Many of the common "widgets" (text box, button, and so on.) are demonstrated in Listing 1 above. The real strength and power of LWUIT comes in how much more control you have of layout and display characteristics (color, font, and so on) of these widgets (all covered later). However, there are some differences in the actual components themselves. In order to highlight a couple of the differences between LWUIT and MIDP's LCDUI, explore these examples.

  1. Lists with Real Objects: A List widget is available in LCDUI. However, the choices in a LCDUI List are Strings and images. This makes adding a collection of records to the list for display difficult (see Listing 2) and makes associating the selected choice back to the original element in the collection even more difficult.

    Using LWUIT, a List can be handed an array or Vector of Objects (see Listing 3). Getting the selected object is as easy as calling on the getSelectedItem() method on the LWUIT List object. Figure 7 shows a comparison of MIDP's LDCUI List and LWUIT's List. Both accomplish the mission of displaying a list of data, but getting the data in an out of the LDCUI's List requires a great deal of String manipulation. LWUIT's List works with a collection of objects to get and set the list model.

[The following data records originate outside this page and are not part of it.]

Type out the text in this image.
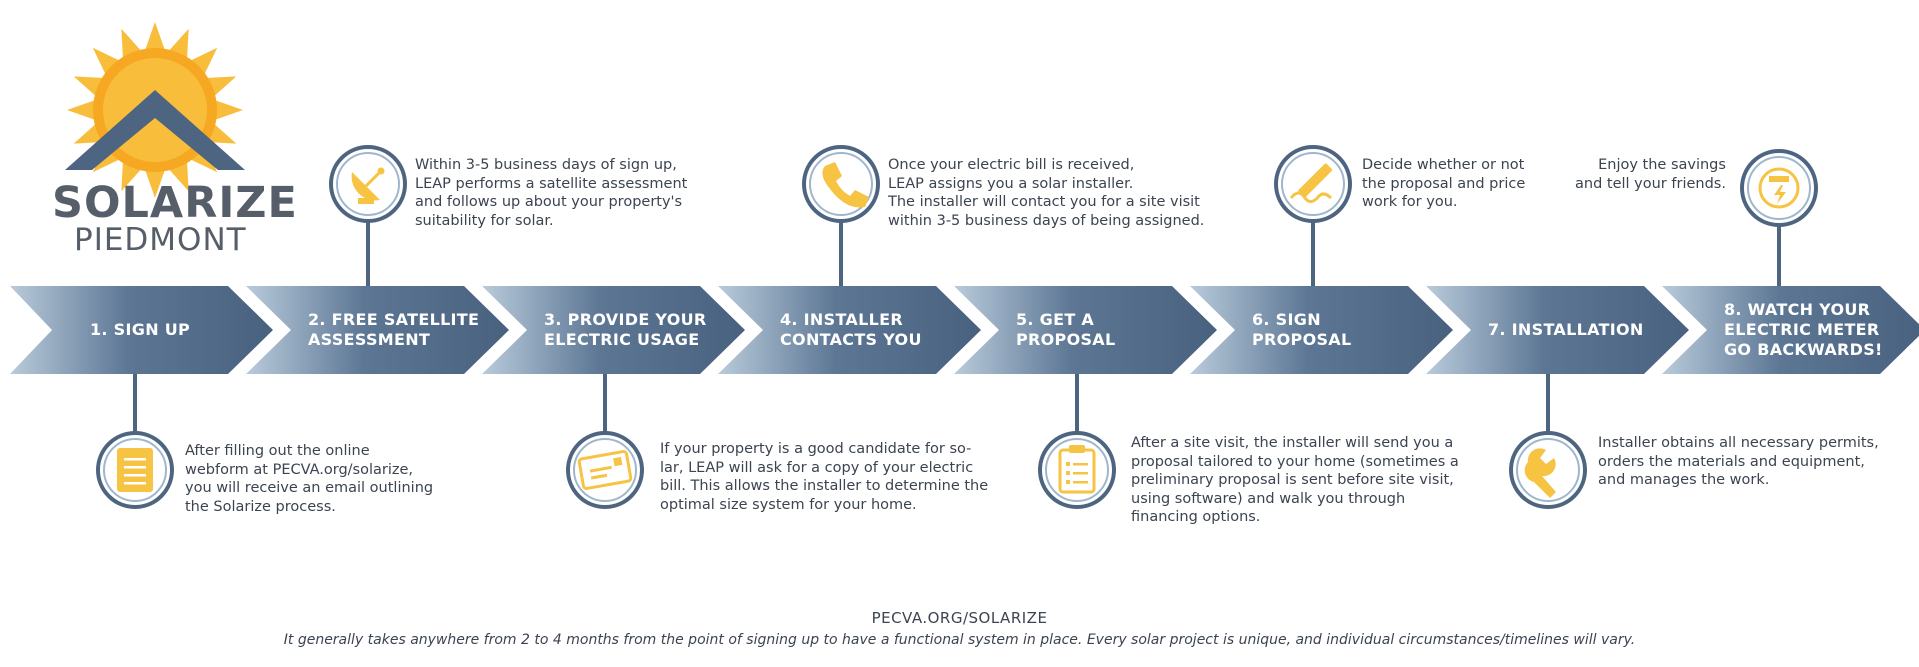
SOLARIZE
PIEDMONT
1. SIGN UP
2. FREE SATELLITE
ASSESSMENT
3. PROVIDE YOUR
ELECTRIC USAGE
4. INSTALLER
CONTACTS YOU
5. GET A
PROPOSAL
6. SIGN
PROPOSAL
7. INSTALLATION
8. WATCH YOUR
ELECTRIC METER
GO BACKWARDS!
After filling out the online
webform at PECVA.org/solarize,
you will receive an email outlining
the Solarize process.
Within 3-5 business days of sign up,
LEAP performs a satellite assessment
and follows up about your property's
suitability for solar.
If your property is a good candidate for so-
lar, LEAP will ask for a copy of your electric
bill. This allows the installer to determine the
optimal size system for your home.
Once your electric bill is received,
LEAP assigns you a solar installer.
The installer will contact you for a site visit
within 3-5 business days of being assigned.
After a site visit, the installer will send you a
proposal tailored to your home (sometimes a
preliminary proposal is sent before site visit,
using software) and walk you through
financing options.
Decide whether or not
the proposal and price
work for you.
Installer obtains all necessary permits,
orders the materials and equipment,
and manages the work.
Enjoy the savings
and tell your friends.
PECVA.ORG/SOLARIZE
It generally takes anywhere from 2 to 4 months from the point of signing up to have a functional system in place. Every solar project is unique, and individual circumstances/timelines will vary.
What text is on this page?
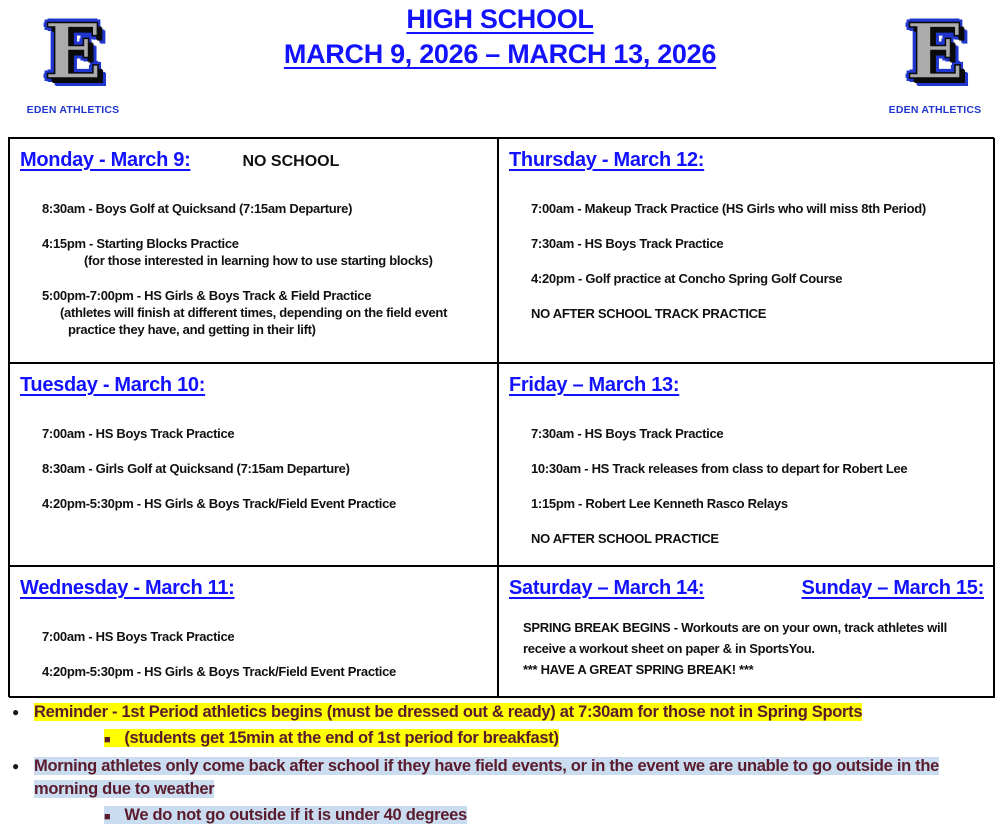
E
EDEN ATHLETICS
HIGH SCHOOL
MARCH 9, 2026 – MARCH 13, 2026	E
EDEN ATHLETICS
Monday - March 9:	NO SCHOOL

8:30am - Boys Golf at Quicksand (7:15am Departure)

4:15pm - Starting Blocks Practice

(for those interested in learning how to use starting blocks)

5:00pm-7:00pm - HS Girls & Boys Track & Field Practice

(athletes will finish at different times, depending on the field event practice they have, and getting in their lift)

Thursday - March 12:

7:00am - Makeup Track Practice (HS Girls who will miss 8th Period)

7:30am - HS Boys Track Practice

4:20pm - Golf practice at Concho Spring Golf Course

NO AFTER SCHOOL TRACK PRACTICE

Tuesday - March 10:

7:00am - HS Boys Track Practice

8:30am - Girls Golf at Quicksand (7:15am Departure)

4:20pm-5:30pm - HS Girls & Boys Track/Field Event Practice

Friday – March 13:

7:30am - HS Boys Track Practice

10:30am - HS Track releases from class to depart for Robert Lee

1:15pm - Robert Lee Kenneth Rasco Relays

NO AFTER SCHOOL PRACTICE

Wednesday - March 11:

7:00am - HS Boys Track Practice

4:20pm-5:30pm - HS Girls & Boys Track/Field Event Practice

Saturday – March 14:	Sunday – March 15:

SPRING BREAK BEGINS - Workouts are on your own, track athletes will receive a workout sheet on paper & in SportsYou.

*** HAVE A GREAT SPRING BREAK! ***

● Reminder - 1st Period athletics begins (must be dressed out & ready) at 7:30am for those not in Spring Sports
■ (students get 15min at the end of 1st period for breakfast)
● Morning athletes only come back after school if they have field events, or in the event we are unable to go outside in the morning due to weather
■ We do not go outside if it is under 40 degrees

    Figure 7. MIDP's LDCUI List vs. LWUIT's List: Getting the data in an out of the LDCUI's List requires a great deal of String manipulation. LWUIT's List works with a collection of objects to get and set the list model.
     
    Figure 8. LWUIT's TabbedPane: Users can pick between student info and the student picture displays here. The look and feel is of a multiple dimensional or "page" user interface that typifies desktop applications.

     

  2. The TabbedPane:: Given the tight real estate on many handheld mobile device screens, the ability to break up the display into multiple "pages" is usually a necessity. The TabbedPane serves as a container that allows the users to see the pages of the display in a tabbed notebook. Figure 8 shows how TabbedPane allows the user to pick between student info and the student picture displays, gives users the look and feel of multiple dimensional or "page" user interface that typifies desktop applications. Nothing like this exists in MIDP's LCDUI short of developers building it themselves with the low-level API.